—Deben de saber que ahora somos una organización unificada gracias a los psiconauticos —decía el chino—, y, por ende, el hecho de que alguien encuentre alguna manera para inculparlos a ustedes desencadenará que también nos puedan llegar a capturar a nosotros.
—Todo mundo está preguntando por los niños italianos que llegaron a estados unidos en un barco y que ahora buscan venganza hacia las familias que aniquilaron a la suya. —Se notaba el descontento y la preocupación de Caro.
—Hace poco más de una semana que anunciaron su nombre en los periódicos y ya están teniendo repercusiones muy grandes. ¿Cómo mierda no nos lo consultaron? —El chino estaba furioso.
—No tenemos obligación de contarle nuestros planes a nadie, a menos que sean sobre la distribución de los psiconauticos o la producción misma. —Giancarlo hablaba firme y conciso.
Antoni jugaba con su reloj de bolsillo, lanzándolo por los aires y atrapándolo mientras caía.
—¿Cómo mierdas llegamos a todo esto? —Dimitri llegó casi tumbando la puerta. Tenía una cerveza en la mano y estaba escoltado por tres tipos.
—Veo que ya cuidas más tu espalda, cabrón —lo recibió Caro.
—Si hay un agente del FBI en mi ciudad debo estar preparado para cualquier cosa.
Tenía la misma ropa que la primera vez que lo vieron.
«Espero la haya lavado alguna vez en este lapso de varios meses», pensó Antoni.
—Ustedes —dijo mientras se acercaba con pasos torpes—, par de niñatos tontos… —Olía a tabaco, alcohol y mierda—, piensan que pueden jugar sus jueguitos de conquistas y reyes. Creen que pueden tener todo lo que quieran sin consecuencias… y esto no funciona así…

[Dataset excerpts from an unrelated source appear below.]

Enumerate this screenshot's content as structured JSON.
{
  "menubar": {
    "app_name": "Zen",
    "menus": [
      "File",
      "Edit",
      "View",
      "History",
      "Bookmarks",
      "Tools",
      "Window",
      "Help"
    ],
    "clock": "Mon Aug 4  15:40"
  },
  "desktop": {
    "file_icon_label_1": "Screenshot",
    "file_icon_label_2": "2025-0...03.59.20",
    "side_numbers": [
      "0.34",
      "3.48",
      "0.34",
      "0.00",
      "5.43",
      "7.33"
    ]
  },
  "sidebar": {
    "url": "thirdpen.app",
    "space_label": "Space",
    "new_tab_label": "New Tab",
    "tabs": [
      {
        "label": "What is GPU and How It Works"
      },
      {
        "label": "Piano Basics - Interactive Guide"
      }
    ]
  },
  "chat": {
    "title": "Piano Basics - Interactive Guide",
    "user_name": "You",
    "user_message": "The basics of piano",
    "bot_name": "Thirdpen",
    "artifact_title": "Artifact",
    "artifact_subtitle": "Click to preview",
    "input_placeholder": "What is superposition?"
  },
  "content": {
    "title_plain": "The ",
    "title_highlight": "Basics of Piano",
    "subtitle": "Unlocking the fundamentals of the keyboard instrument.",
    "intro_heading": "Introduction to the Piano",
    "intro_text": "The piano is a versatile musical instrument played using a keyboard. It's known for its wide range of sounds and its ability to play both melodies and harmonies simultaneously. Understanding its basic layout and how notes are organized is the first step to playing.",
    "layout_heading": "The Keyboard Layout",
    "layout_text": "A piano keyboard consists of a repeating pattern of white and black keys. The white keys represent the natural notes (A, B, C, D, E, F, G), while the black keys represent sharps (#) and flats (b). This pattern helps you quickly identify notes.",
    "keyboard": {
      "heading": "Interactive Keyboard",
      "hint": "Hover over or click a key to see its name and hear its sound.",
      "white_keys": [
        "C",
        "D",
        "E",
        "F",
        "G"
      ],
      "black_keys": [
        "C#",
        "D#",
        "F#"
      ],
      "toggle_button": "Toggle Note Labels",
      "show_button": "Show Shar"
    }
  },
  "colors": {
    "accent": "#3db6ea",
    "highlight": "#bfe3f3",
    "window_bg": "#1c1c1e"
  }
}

—Aléjate de ellos, Dimitri —ordenó Qiang.
—Ustedes no tienen derecho a decirme nada. El FBI acaba de abrir una investigación aquí, en mi ciudad, mandaron un agente a rastrearnos. Todo por culpa de estos dos hijos de perra…
Antoni sacó por completo su reloj del bolsillo y en un movimiento rápido lo lanzó alrededor del cuello de Dimitri, haciendo que la cadena se enredara en él y ocasionando que de un tirón lo pudiera derribar. Nacho, Qiang, Giancarlo, Wong, Aivor y los hombres de cada uno sacaron sus armas al instante.
—No te permitiremos hablarnos así nunca más —le susurró al oído estando sobre él, presionándole el pecho con su rodilla.
El chino tenía una sonrisa en el rostro y el dedo en el gatillo apuntando a los hombres del ruso. Dimitri comenzó a reír, una carcajada ronca y ahogada por la cadena en su cuello. Giancarlo estaba estupefacto, pero apuntaba firmemente su arma, no dudaría en oprimir el gatillo contra los guardaespaldas del ruso.
—Déjense de tonterías —dijo riendo desde el suelo—. Ayúdenme a levantarme, muchachos —ordenó.
Sus hombres se acercaron a socorrerlo. Cuando estuvo de pie se quitó el reloj del cuello y le extendió la mano a Antoni para que lo tomara.
—Un chico muy valiente —señaló—, o estúpido.
Antoni tenía las venas de la frente marcadas, el pecho le ardía de coraje.
—Anoche me siguieron hasta la mansión del chino —mencionó Caro—, el agente del FBI se está poniendo muy pesado.
—Ya movimos todo de ese lugar, cambiamos los muebles y nos deshicimos de cualquier evidencia. Caro dirá que se mudará ahí y que pasaba sólo para revisar que todo estaba en orden —declaró Wong.
—No se les escapa nada —apuntó Giancarlo mientras volvía a enfundar su arma.
—Hacemos bien nuestro trabajo, eso es todo.
—¿Nos besamos? —soltó el chino—, déjense de estupideces. Ustedes dos, idiotas, han demostrado ser muy valientes. Espero lo sean igual para deshacerse de la familia Myers si siguen dando problemas.
—No permitiremos que nos usen para lucrarse —afirmó Antoni.
—Nos encargaremos de ese problema, no se preocupen más por eso —aseguró Giancarlo.
—Es la última vez que les permito ponerme una mano encima, la última. —Amenazó Dimitri.
—Fue una cadena, en realidad —dijo Antoni entre una sonrisa y salió de la habitación junto con Giancarlo.